The one really negative thing to say about “Room to Live” – and something that probably explains why even a lot of Fall fans don’t take this album to their hearts – is the final track, “Papal Visit”. It is, in my opinion, the only bad song the Fall ever recorded, and it is unfortunately completely and utterly terrible. It is just noise (and not even interesting noise) with Smith mumbling incoherently in the background. For about six minutes. Still, the rest of the album is great – “Hard Life in the Country”, a great diatribe from a city dweller coming to terms with his fear of all things rural (“You get a terrible urge to drink”), and “Detective Instinct”, which is simply about how perceptive one Mark E Smith happens to be, are standouts.

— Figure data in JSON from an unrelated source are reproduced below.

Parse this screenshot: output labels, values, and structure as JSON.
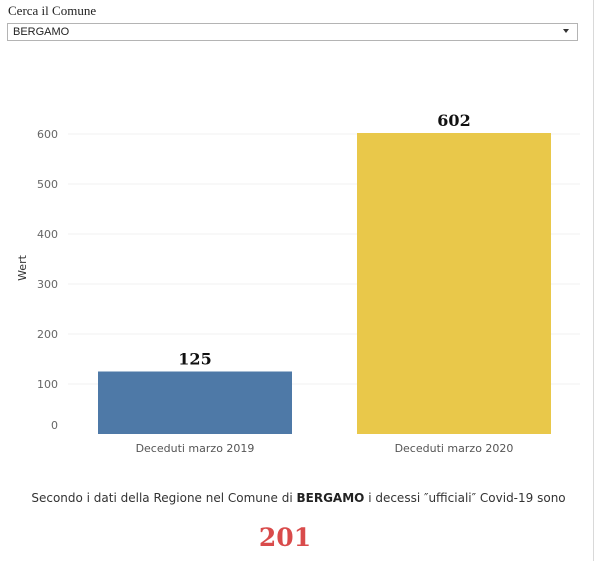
{
  "filter": {
    "label": "Cerca il Comune",
    "selected": "BERGAMO"
  },
  "chart_data": {
    "type": "bar",
    "categories": [
      "Deceduti marzo 2019",
      "Deceduti marzo 2020"
    ],
    "values": [
      125,
      602
    ],
    "data_labels": [
      "125",
      "602"
    ],
    "colors": [
      "#4e79a7",
      "#e9c84a"
    ],
    "ylabel": "Wert",
    "xlabel": "",
    "ylim": [
      0,
      620
    ],
    "yticks": [
      0,
      100,
      200,
      300,
      400,
      500,
      600
    ],
    "grid": true
  },
  "caption": {
    "prefix": "Secondo i dati della Regione nel Comune di",
    "comune": "BERGAMO",
    "suffix": "i decessi ″ufficiali″ Covid-19 sono"
  },
  "total": "201",
  "colors": {
    "total": "#d94b4b",
    "axis_text": "#666666"
  }
}
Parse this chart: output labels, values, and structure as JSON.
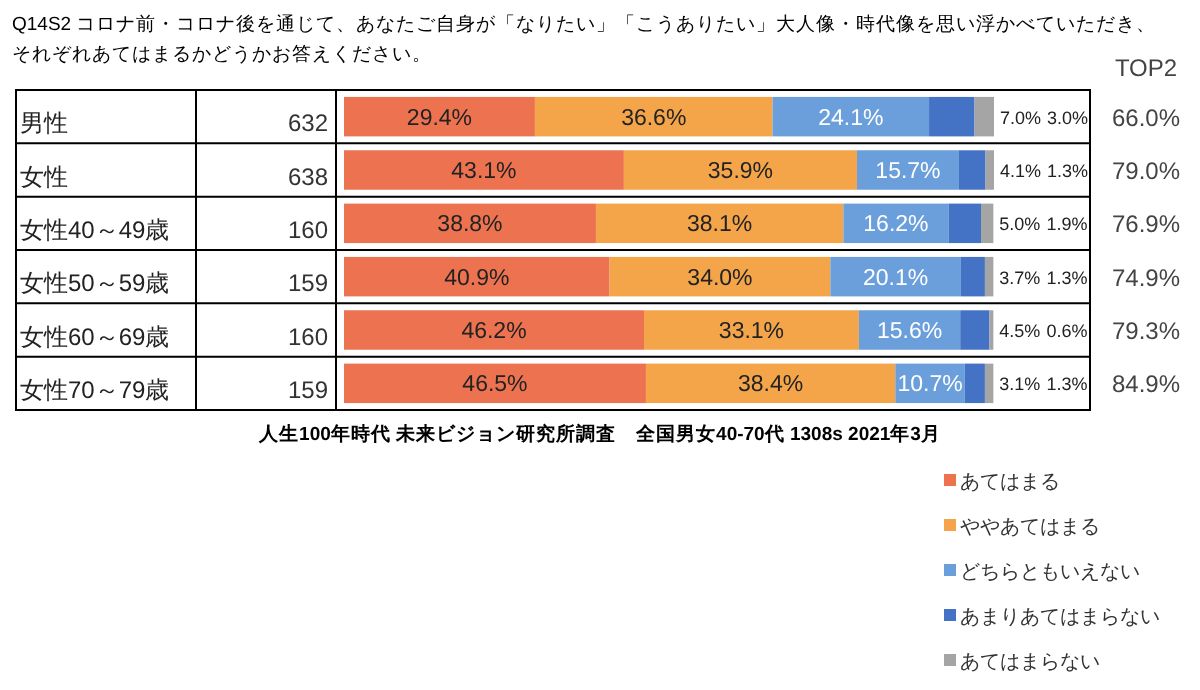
{
  "chart_data": {
    "type": "bar",
    "orientation": "horizontal",
    "stacked": true,
    "title": "Q14S2 コロナ前・コロナ後を通じて、あなたご自身が「なりたい」「こうありたい」大人像・時代像を思い浮かべていただき、それぞれあてはまるかどうかお答えください。",
    "categories": [
      "男性",
      "女性",
      "女性40～49歳",
      "女性50～59歳",
      "女性60～69歳",
      "女性70～79歳"
    ],
    "series": [
      {
        "name": "あてはまる",
        "color": "#ed7350",
        "values": [
          29.4,
          43.1,
          38.8,
          40.9,
          46.2,
          46.5
        ],
        "value_labels": [
          "29.4%",
          "43.1%",
          "38.8%",
          "40.9%",
          "46.2%",
          "46.5%"
        ]
      },
      {
        "name": "ややあてはまる",
        "color": "#f4a54a",
        "values": [
          36.6,
          35.9,
          38.1,
          34.0,
          33.1,
          38.4
        ],
        "value_labels": [
          "36.6%",
          "35.9%",
          "38.1%",
          "34.0%",
          "33.1%",
          "38.4%"
        ]
      },
      {
        "name": "どちらともいえない",
        "color": "#6a9fdb",
        "values": [
          24.1,
          15.7,
          16.2,
          20.1,
          15.6,
          10.7
        ],
        "value_labels": [
          "24.1%",
          "15.7%",
          "16.2%",
          "20.1%",
          "15.6%",
          "10.7%"
        ]
      },
      {
        "name": "あまりあてはまらない",
        "color": "#4472c4",
        "values": [
          7.0,
          4.1,
          5.0,
          3.7,
          4.5,
          3.1
        ],
        "value_labels": [
          "7.0%",
          "4.1%",
          "5.0%",
          "3.7%",
          "4.5%",
          "3.1%"
        ]
      },
      {
        "name": "あてはまらない",
        "color": "#a5a5a5",
        "values": [
          3.0,
          1.3,
          1.9,
          1.3,
          0.6,
          1.3
        ],
        "value_labels": [
          "3.0%",
          "1.3%",
          "1.9%",
          "1.3%",
          "0.6%",
          "1.3%"
        ]
      }
    ],
    "legend": "bottom right",
    "annotations": [
      "632",
      "638",
      "160",
      "159",
      "160",
      "159",
      "TOP2",
      "66.0%",
      "79.0%",
      "76.9%",
      "74.9%",
      "79.3%",
      "84.9%",
      "人生100年時代 未来ビジョン研究所調査　全国男女40-70代 1308s  2021年3月"
    ]
  }
}
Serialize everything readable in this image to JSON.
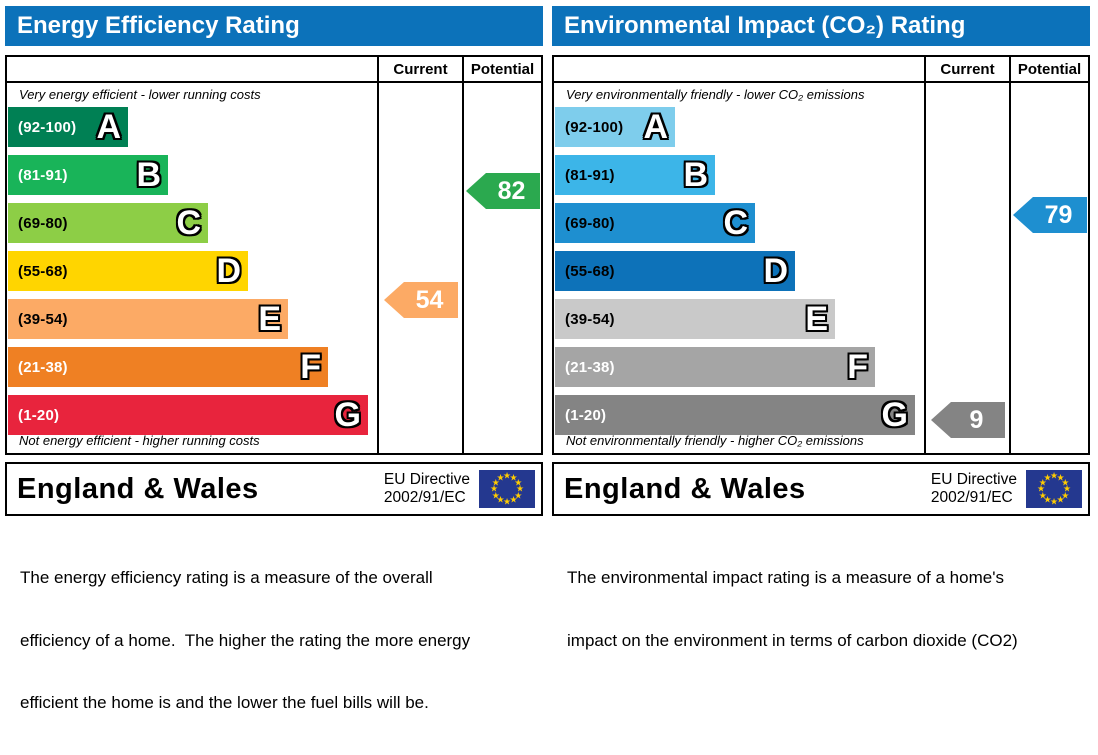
{
  "colors": {
    "header_bg": "#0c72ba",
    "eu_flag_bg": "#24388f",
    "eu_star": "#ffcc00"
  },
  "panels": [
    {
      "title": "Energy Efficiency Rating",
      "col_current": "Current",
      "col_potential": "Potential",
      "top_caption": "Very energy efficient - lower running costs",
      "bottom_caption": "Not energy efficient - higher running costs",
      "bands": [
        {
          "letter": "A",
          "range": "(92-100)",
          "bg": "#008054",
          "fg": "#ffffff"
        },
        {
          "letter": "B",
          "range": "(81-91)",
          "bg": "#19b459",
          "fg": "#ffffff"
        },
        {
          "letter": "C",
          "range": "(69-80)",
          "bg": "#8dce46",
          "fg": "#000000"
        },
        {
          "letter": "D",
          "range": "(55-68)",
          "bg": "#ffd500",
          "fg": "#000000"
        },
        {
          "letter": "E",
          "range": "(39-54)",
          "bg": "#fcaa65",
          "fg": "#000000"
        },
        {
          "letter": "F",
          "range": "(21-38)",
          "bg": "#ef8023",
          "fg": "#ffffff"
        },
        {
          "letter": "G",
          "range": "(1-20)",
          "bg": "#e8243d",
          "fg": "#ffffff"
        }
      ],
      "current": {
        "value": "54",
        "bg": "#fcaa65"
      },
      "potential": {
        "value": "82",
        "bg": "#2ba94f"
      },
      "footer": {
        "region": "England & Wales",
        "directive_line1": "EU Directive",
        "directive_line2": "2002/91/EC"
      },
      "description_lines": [
        "The energy efficiency rating is a measure of the overall",
        "efficiency of a home.  The higher the rating the more energy",
        "efficient the home is and the lower the fuel bills will be."
      ]
    },
    {
      "title": "Environmental Impact (CO₂) Rating",
      "col_current": "Current",
      "col_potential": "Potential",
      "top_caption": "Very environmentally friendly - lower CO₂ emissions",
      "bottom_caption": "Not environmentally friendly - higher CO₂ emissions",
      "bands": [
        {
          "letter": "A",
          "range": "(92-100)",
          "bg": "#7ecdec",
          "fg": "#000000"
        },
        {
          "letter": "B",
          "range": "(81-91)",
          "bg": "#3cb5e8",
          "fg": "#000000"
        },
        {
          "letter": "C",
          "range": "(69-80)",
          "bg": "#1e8fd0",
          "fg": "#000000"
        },
        {
          "letter": "D",
          "range": "(55-68)",
          "bg": "#0d72b9",
          "fg": "#000000"
        },
        {
          "letter": "E",
          "range": "(39-54)",
          "bg": "#c9c9c9",
          "fg": "#000000"
        },
        {
          "letter": "F",
          "range": "(21-38)",
          "bg": "#a5a5a5",
          "fg": "#ffffff"
        },
        {
          "letter": "G",
          "range": "(1-20)",
          "bg": "#848484",
          "fg": "#ffffff"
        }
      ],
      "current": {
        "value": "9",
        "bg": "#848484"
      },
      "potential": {
        "value": "79",
        "bg": "#1e8fd0"
      },
      "footer": {
        "region": "England & Wales",
        "directive_line1": "EU Directive",
        "directive_line2": "2002/91/EC"
      },
      "description_lines": [
        "The environmental impact rating is a measure of a home's",
        "impact on the environment in terms of carbon dioxide (CO2)"
      ]
    }
  ],
  "chart_data": [
    {
      "type": "bar",
      "title": "Energy Efficiency Rating",
      "categories": [
        "A",
        "B",
        "C",
        "D",
        "E",
        "F",
        "G"
      ],
      "band_ranges": [
        "92-100",
        "81-91",
        "69-80",
        "55-68",
        "39-54",
        "21-38",
        "1-20"
      ],
      "scale": [
        1,
        100
      ],
      "current": 54,
      "current_band": "E",
      "potential": 82,
      "potential_band": "B",
      "top_caption": "Very energy efficient - lower running costs",
      "bottom_caption": "Not energy efficient - higher running costs"
    },
    {
      "type": "bar",
      "title": "Environmental Impact (CO2) Rating",
      "categories": [
        "A",
        "B",
        "C",
        "D",
        "E",
        "F",
        "G"
      ],
      "band_ranges": [
        "92-100",
        "81-91",
        "69-80",
        "55-68",
        "39-54",
        "21-38",
        "1-20"
      ],
      "scale": [
        1,
        100
      ],
      "current": 9,
      "current_band": "G",
      "potential": 79,
      "potential_band": "C",
      "top_caption": "Very environmentally friendly - lower CO2 emissions",
      "bottom_caption": "Not environmentally friendly - higher CO2 emissions"
    }
  ]
}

Next time: a man leaves the greatest American punk band of all time after a lawsuit rips it apart to accidentally make one the greatest albums in the world no one really knows about to this day!
tonyhill says
I found a copy of Mark E. Smith’s book “Renegade” in a charity shop recently – one of the best books I have read all year. As a result I have been starting to listen to The Fall’s work, a resource that will probably last me the rest of my life!